Una maggioranza di Stati era convinta che l’uso degli asset russi congelati sarebbe stata un’arma letale contro Mosca. I legittimi dubbi giuridici alimentati dal Belgio, e cavalcati da Roma, lo hanno impedito. I Ventisette, divenuti ventiquattro per colpa dei tre Paesi neo-putiniani, non hanno voluto prendere rischi. “Una scelta di buon senso”, ha sorriso il Cremlino, usando le stesse parole della presidente Meloni. Si è optato per il compromesso. Ursula Von der Leyen è stata leggera nel non consultare i belgi, titolari della cassa in cui sono depositati i denari degli oligarchi dello zar (Euroclear). Il premier tedesco Merz è scivolato nel tentativo di forzare la mano ed ha dovuto accettare il tabù degli eurobond.
I 90 miliardi per il 2026-27 che Kiev ripagherà solo se la Russia accetterà di rimborsare i danni di guerra, sono garantiti dal bilancio Ue e raccolti sul mercato, il che è importante: salvano la faccia e offrono una chance di restare in gioco. Kiev ha le risorse per non arrendersi. Tuttavia, di qui a far passare l’Unione come un attore forte sullo scacchiere internazionale ce ne passa parecchio.

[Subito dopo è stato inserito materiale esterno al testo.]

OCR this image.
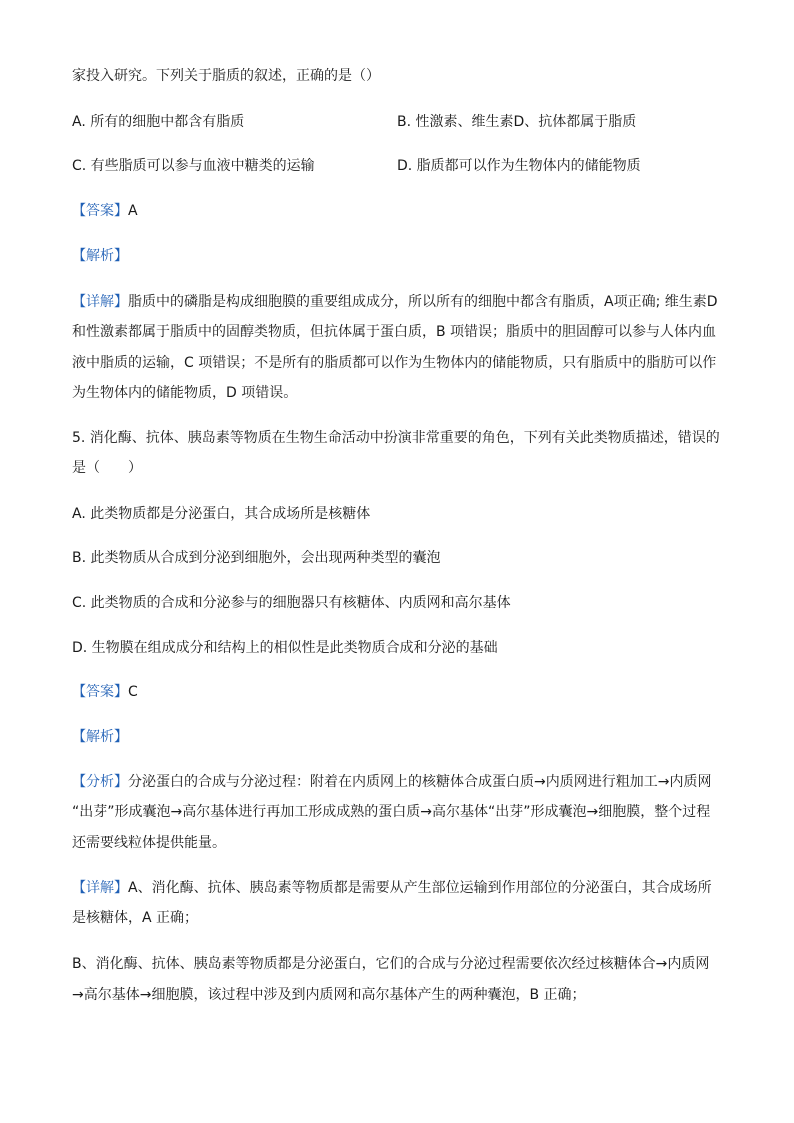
家投入研究。下列关于脂质的叙述，正确的是（）
A. 所有的细胞中都含有脂质	B. 性激素、维生素D、抗体都属于脂质
C. 有些脂质可以参与血液中糖类的运输	D. 脂质都可以作为生物体内的储能物质
【答案】A
【解析】
【详解】脂质中的磷脂是构成细胞膜的重要组成成分，所以所有的细胞中都含有脂质，A项正确; 维生素D
和性激素都属于脂质中的固醇类物质，但抗体属于蛋白质，B 项错误；脂质中的胆固醇可以参与人体内血
液中脂质的运输，C 项错误；不是所有的脂质都可以作为生物体内的储能物质，只有脂质中的脂肪可以作
为生物体内的储能物质，D 项错误。
5. 消化酶、抗体、胰岛素等物质在生物生命活动中扮演非常重要的角色，下列有关此类物质描述，错误的
是（　　）
A. 此类物质都是分泌蛋白，其合成场所是核糖体
B. 此类物质从合成到分泌到细胞外，会出现两种类型的囊泡
C. 此类物质的合成和分泌参与的细胞器只有核糖体、内质网和高尔基体
D. 生物膜在组成成分和结构上的相似性是此类物质合成和分泌的基础
【答案】C
【解析】
【分析】分泌蛋白的合成与分泌过程：附着在内质网上的核糖体合成蛋白质→内质网进行粗加工→内质网
“出芽”形成囊泡→高尔基体进行再加工形成成熟的蛋白质→高尔基体“出芽”形成囊泡→细胞膜，整个过程
还需要线粒体提供能量。
【详解】A、消化酶、抗体、胰岛素等物质都是需要从产生部位运输到作用部位的分泌蛋白，其合成场所
是核糖体，A 正确；
B、消化酶、抗体、胰岛素等物质都是分泌蛋白，它们的合成与分泌过程需要依次经过核糖体合→内质网
→高尔基体→细胞膜，该过程中涉及到内质网和高尔基体产生的两种囊泡，B 正确；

Il presidente Macron, anatra parecchio zoppa, vorrebbe rilanciare il dialogo con Putin, sebbene non si capisca come l’ex agente del Kgb possa accettare un interlocutore dal pensiero strutturalmente gracile. Si navigherà a vista con l’augurio che l’America rinsavisca. La pace non si avvicina, lo tsunami di minacce russe non si arresta; l’Europa non ha uno spartito se non quello di prender tempo e sperare che i cocci vadano a posto da soli.
Se qualcuno nutrisse dei dubbi, c’è il dossier Mercosur. Salvo una fetta rumorosissima di agricoltori, l’intesa di libero scambio con i latini è ritenuta cruciale dalla maggioranza dei Paesi e delle loro imprese, perché apre mercati a dazio zero mentre gli Usa scardinano il sistema globale a colpi di dazi unilaterali. Per chi vende macchinari e farmaci, vino e pasta, è un’occasione d’oro. Giovedì sera ha trionfato la paura, la difesa dei voti assicurati dalle lobby che hanno sparso letame sulle istituzioni Ue che versano 50 miliardi l’anno per la sacrosanta tutela dell’economia verde. Tutto lascia immaginare che l’intesa si farà perché le garanzie sono solide.
Dal vertice è sortito un compromesso tattico privo di senso politico, segno di una fragilità che può costare cara a tutti gli europei, anche a coloro che rifiutano l’Unione. Xi, Putin e Trump – nuovi predatori globali – credono di poter far a loro piacimento. L’Europa dovrebbe avere il coraggio di sfidarli in nome della sua storia e dei suoi valori. Non sta succedendo. E le possibilità che tutto si metta al peggio crescono giorno dopo giorno, incertezza dopo incertezza, debolezza su debolezza.